Novi-December 1: Despite the inclement weather over 500 guests attended the Institute for Social Policy and Understanding’s (ISPU) annual fundraising dinner in Novi, Michigan.

This year’s topic was Social Responsibilities of Muslims in America and included keynote speaker Dr. Ebrahim Moosa, Professor of Islamic Studies at Duke University.

ISPU Fellow and Professor of History at Wayne State University, Saeed Khan says the Institute was create after the September 11th attacks as a “think-tank” committed to education and research on issues related to the American Muslim community.

“ISPU is a model for people who have that passion for social responsibility. We created ISPU out of nothing except that motivation that we needed something for the Muslim community,” said Khan.

Khan suggests that Muslims should get involved within their own communities, such as local Parent/Teacher Association, city councils and even book clubs.

“There’s the issue of visibility. It’s very important for Muslim Americans to be present and not only on those issues that have Islamic or Muslim banners attached to them,” he said.

The evening was not only dedicated to fundraising, but also to create an awareness of ISPU’s accomplishments and future projects, including the Muslim Education Project.

According to Fakhia Rashid, Director of Development, this project will focus on the demography of the nation’s Islamic schools and deflect some of the negative perceptions of an Islamic education.

“The hope is to shed light on the students that are produced from these schools and perhaps rectify some of the misconceptions in the D.C. policy arena that these schools are extremist or terrorist,” said Rashid.

Some of ISPU’s past accomplishments included the Detroit Mosque Study, which confronted the concern within the general public that mosques are becoming breeding grounds for terrorist organizations.

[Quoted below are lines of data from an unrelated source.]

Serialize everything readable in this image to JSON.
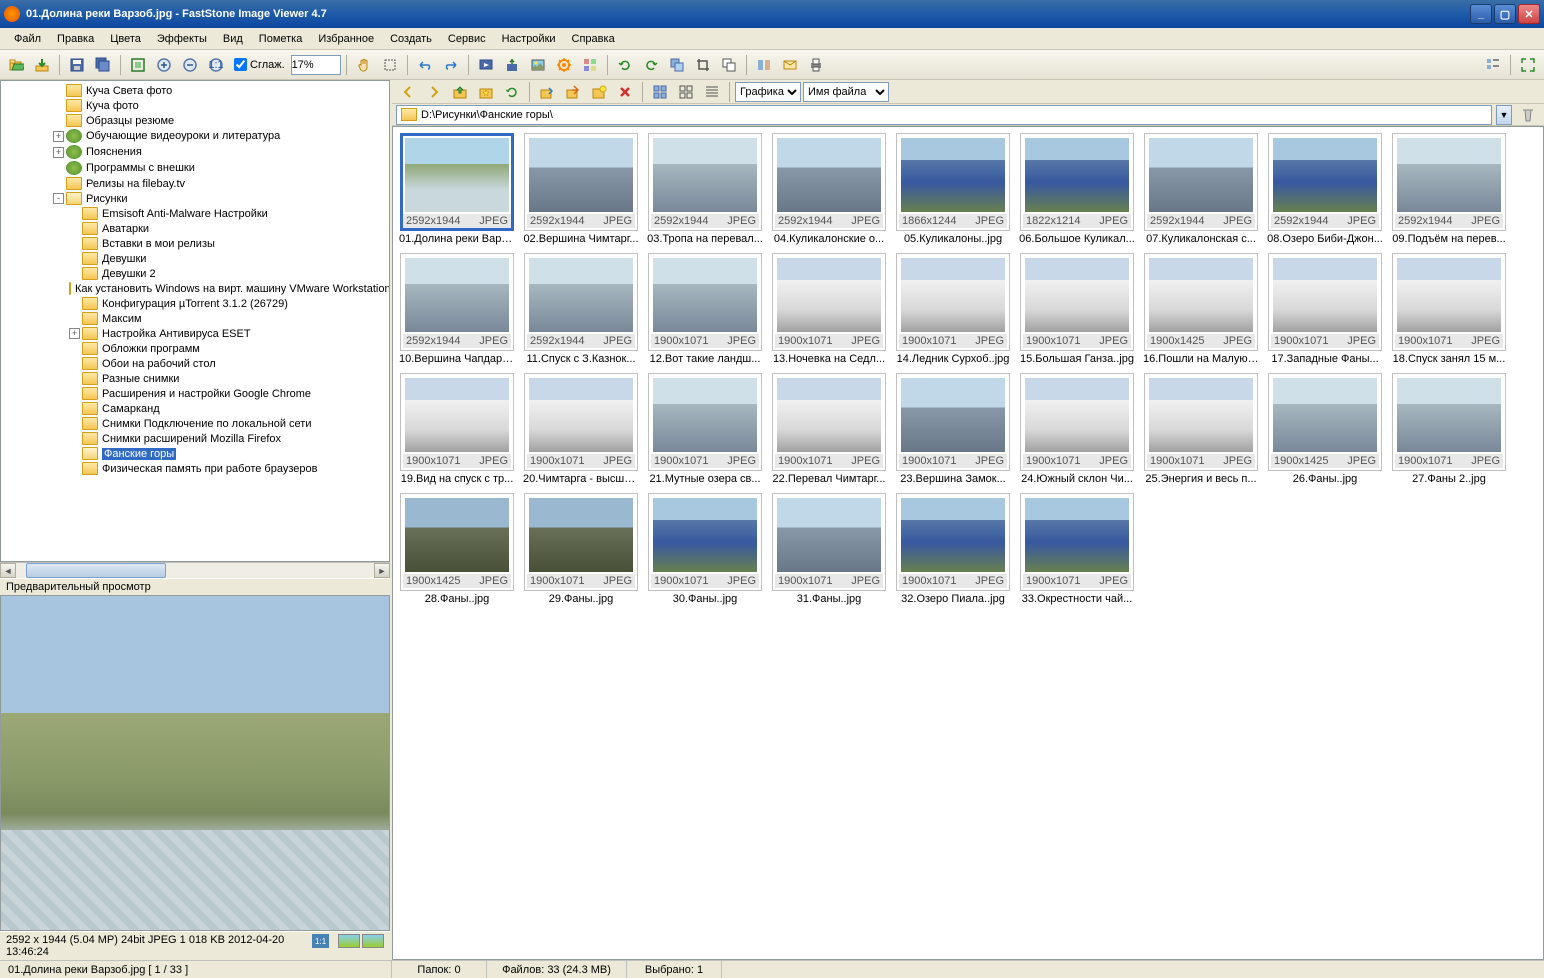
{
  "window": {
    "title": "01.Долина реки Варзоб.jpg  -  FastStone Image Viewer 4.7"
  },
  "menu": [
    "Файл",
    "Правка",
    "Цвета",
    "Эффекты",
    "Вид",
    "Пометка",
    "Избранное",
    "Создать",
    "Сервис",
    "Настройки",
    "Справка"
  ],
  "toolbar": {
    "smooth_label": "Сглаж.",
    "zoom": "17%"
  },
  "tree": [
    {
      "ind": 2,
      "exp": "",
      "ico": "fld",
      "label": "Куча Света фото"
    },
    {
      "ind": 2,
      "exp": "",
      "ico": "fld",
      "label": "Куча фото"
    },
    {
      "ind": 2,
      "exp": "",
      "ico": "fld",
      "label": "Образцы резюме"
    },
    {
      "ind": 2,
      "exp": "+",
      "ico": "gico",
      "label": "Обучающие видеоуроки и литература"
    },
    {
      "ind": 2,
      "exp": "+",
      "ico": "gico",
      "label": "Пояснения"
    },
    {
      "ind": 2,
      "exp": "",
      "ico": "gico",
      "label": "Программы с внешки"
    },
    {
      "ind": 2,
      "exp": "",
      "ico": "fld",
      "label": "Релизы на filebay.tv"
    },
    {
      "ind": 2,
      "exp": "-",
      "ico": "fld-open",
      "label": "Рисунки"
    },
    {
      "ind": 3,
      "exp": "",
      "ico": "fld",
      "label": "Emsisoft Anti-Malware Настройки"
    },
    {
      "ind": 3,
      "exp": "",
      "ico": "fld",
      "label": "Аватарки"
    },
    {
      "ind": 3,
      "exp": "",
      "ico": "fld",
      "label": "Вставки в мои релизы"
    },
    {
      "ind": 3,
      "exp": "",
      "ico": "fld",
      "label": "Девушки"
    },
    {
      "ind": 3,
      "exp": "",
      "ico": "fld",
      "label": "Девушки 2"
    },
    {
      "ind": 3,
      "exp": "",
      "ico": "fld",
      "label": "Как установить Windows на вирт. машину VMware Workstation"
    },
    {
      "ind": 3,
      "exp": "",
      "ico": "fld",
      "label": "Конфигурация  µTorrent 3.1.2 (26729)"
    },
    {
      "ind": 3,
      "exp": "",
      "ico": "fld",
      "label": "Максим"
    },
    {
      "ind": 3,
      "exp": "+",
      "ico": "fld",
      "label": "Настройка Антивируса ESET"
    },
    {
      "ind": 3,
      "exp": "",
      "ico": "fld",
      "label": "Обложки программ"
    },
    {
      "ind": 3,
      "exp": "",
      "ico": "fld",
      "label": "Обои на рабочий стол"
    },
    {
      "ind": 3,
      "exp": "",
      "ico": "fld",
      "label": "Разные снимки"
    },
    {
      "ind": 3,
      "exp": "",
      "ico": "fld",
      "label": "Расширения и настройки Google Chrome"
    },
    {
      "ind": 3,
      "exp": "",
      "ico": "fld",
      "label": "Самарканд"
    },
    {
      "ind": 3,
      "exp": "",
      "ico": "fld",
      "label": "Снимки Подключение по локальной сети"
    },
    {
      "ind": 3,
      "exp": "",
      "ico": "fld",
      "label": "Снимки расширений Mozilla Firefox"
    },
    {
      "ind": 3,
      "exp": "",
      "ico": "fld-open",
      "label": "Фанские горы",
      "sel": true
    },
    {
      "ind": 3,
      "exp": "",
      "ico": "fld",
      "label": "Физическая память при работе браузеров"
    }
  ],
  "preview": {
    "label": "Предварительный просмотр",
    "info": "2592 x 1944 (5.04 MP)  24bit  JPEG   1 018 KB   2012-04-20 13:46:24",
    "scale": "1:1"
  },
  "right": {
    "sort1": "Графика",
    "sort2": "Имя файла",
    "path": "D:\\Рисунки\\Фанские горы\\"
  },
  "thumbs": [
    {
      "name": "01.Долина реки Варз...",
      "dim": "2592x1944",
      "fmt": "JPEG",
      "bg": "bg-a",
      "sel": true
    },
    {
      "name": "02.Вершина Чимтарг...",
      "dim": "2592x1944",
      "fmt": "JPEG",
      "bg": "bg-b"
    },
    {
      "name": "03.Тропа на перевал...",
      "dim": "2592x1944",
      "fmt": "JPEG",
      "bg": "bg-d"
    },
    {
      "name": "04.Куликалонские о...",
      "dim": "2592x1944",
      "fmt": "JPEG",
      "bg": "bg-b"
    },
    {
      "name": "05.Куликалоны..jpg",
      "dim": "1866x1244",
      "fmt": "JPEG",
      "bg": "bg-c"
    },
    {
      "name": "06.Большое Куликал...",
      "dim": "1822x1214",
      "fmt": "JPEG",
      "bg": "bg-c"
    },
    {
      "name": "07.Куликалонская с...",
      "dim": "2592x1944",
      "fmt": "JPEG",
      "bg": "bg-b"
    },
    {
      "name": "08.Озеро Биби-Джон...",
      "dim": "2592x1944",
      "fmt": "JPEG",
      "bg": "bg-c"
    },
    {
      "name": "09.Подъём на перев...",
      "dim": "2592x1944",
      "fmt": "JPEG",
      "bg": "bg-d"
    },
    {
      "name": "10.Вершина Чапдара...",
      "dim": "2592x1944",
      "fmt": "JPEG",
      "bg": "bg-d"
    },
    {
      "name": "11.Спуск с З.Казнок...",
      "dim": "2592x1944",
      "fmt": "JPEG",
      "bg": "bg-d"
    },
    {
      "name": "12.Вот такие ландш...",
      "dim": "1900x1071",
      "fmt": "JPEG",
      "bg": "bg-d"
    },
    {
      "name": "13.Ночевка на Седл...",
      "dim": "1900x1071",
      "fmt": "JPEG",
      "bg": "bg-e"
    },
    {
      "name": "14.Ледник Сурхоб..jpg",
      "dim": "1900x1071",
      "fmt": "JPEG",
      "bg": "bg-e"
    },
    {
      "name": "15.Большая Ганза..jpg",
      "dim": "1900x1071",
      "fmt": "JPEG",
      "bg": "bg-e"
    },
    {
      "name": "16.Пошли на Малую ...",
      "dim": "1900x1425",
      "fmt": "JPEG",
      "bg": "bg-e"
    },
    {
      "name": "17.Западные Фаны...",
      "dim": "1900x1071",
      "fmt": "JPEG",
      "bg": "bg-e"
    },
    {
      "name": "18.Спуск занял 15 м...",
      "dim": "1900x1071",
      "fmt": "JPEG",
      "bg": "bg-e"
    },
    {
      "name": "19.Вид на спуск с тр...",
      "dim": "1900x1071",
      "fmt": "JPEG",
      "bg": "bg-e"
    },
    {
      "name": "20.Чимтарга - высша...",
      "dim": "1900x1071",
      "fmt": "JPEG",
      "bg": "bg-e"
    },
    {
      "name": "21.Мутные озера св...",
      "dim": "1900x1071",
      "fmt": "JPEG",
      "bg": "bg-d"
    },
    {
      "name": "22.Перевал Чимтарг...",
      "dim": "1900x1071",
      "fmt": "JPEG",
      "bg": "bg-e"
    },
    {
      "name": "23.Вершина Замок...",
      "dim": "1900x1071",
      "fmt": "JPEG",
      "bg": "bg-b"
    },
    {
      "name": "24.Южный склон Чи...",
      "dim": "1900x1071",
      "fmt": "JPEG",
      "bg": "bg-e"
    },
    {
      "name": "25.Энергия и весь п...",
      "dim": "1900x1071",
      "fmt": "JPEG",
      "bg": "bg-e"
    },
    {
      "name": "26.Фаны..jpg",
      "dim": "1900x1425",
      "fmt": "JPEG",
      "bg": "bg-d"
    },
    {
      "name": "27.Фаны 2..jpg",
      "dim": "1900x1071",
      "fmt": "JPEG",
      "bg": "bg-d"
    },
    {
      "name": "28.Фаны..jpg",
      "dim": "1900x1425",
      "fmt": "JPEG",
      "bg": "bg-f"
    },
    {
      "name": "29.Фаны..jpg",
      "dim": "1900x1071",
      "fmt": "JPEG",
      "bg": "bg-f"
    },
    {
      "name": "30.Фаны..jpg",
      "dim": "1900x1071",
      "fmt": "JPEG",
      "bg": "bg-c"
    },
    {
      "name": "31.Фаны..jpg",
      "dim": "1900x1071",
      "fmt": "JPEG",
      "bg": "bg-b"
    },
    {
      "name": "32.Озеро Пиала..jpg",
      "dim": "1900x1071",
      "fmt": "JPEG",
      "bg": "bg-c"
    },
    {
      "name": "33.Окрестности чай...",
      "dim": "1900x1071",
      "fmt": "JPEG",
      "bg": "bg-c"
    }
  ],
  "status": {
    "file": "01.Долина реки Варзоб.jpg [ 1 / 33 ]",
    "folders": "Папок: 0",
    "files": "Файлов: 33 (24.3 MB)",
    "selected": "Выбрано: 1"
  }
}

In addition, ISPU worked with the PEW Research Center to conduct focus groups with Detroit Muslims on changing attitudes within this community.

However, the evening’s main attraction was the keynote speech by Moosa, where he highlighted the need for social responsibility as a fail safe.

“Social responsibility is that safety net to make sure justice is done when the system fails,” he said, “Each one of you is a Shepard and each one of you is responsible for your flock.”

Moosa also discussed the importance of interfaith communication and the need for tolerance for other religions.

“The idea that we are chosen is one of the most detrimental aspects of our society and we can go nowhere with that attitude.”

According to Moosa being socially responsible and humanity go hand in hand and charitable giving is the first step.

“Feeding people is the beginning of the restoration of human dignity.”

He also talked about how governments play a role and the need to have that fail safe mechanism in place.

“The art of government is not a perfect science. Even if you have a political system that is based on religion, it is the fallible human beings that apply the teachings of that religious system,” he said, “The system becomes a human system.”

The evening ended with a book signing of his award winning publication, Ghazali and the Poetics of Imagination.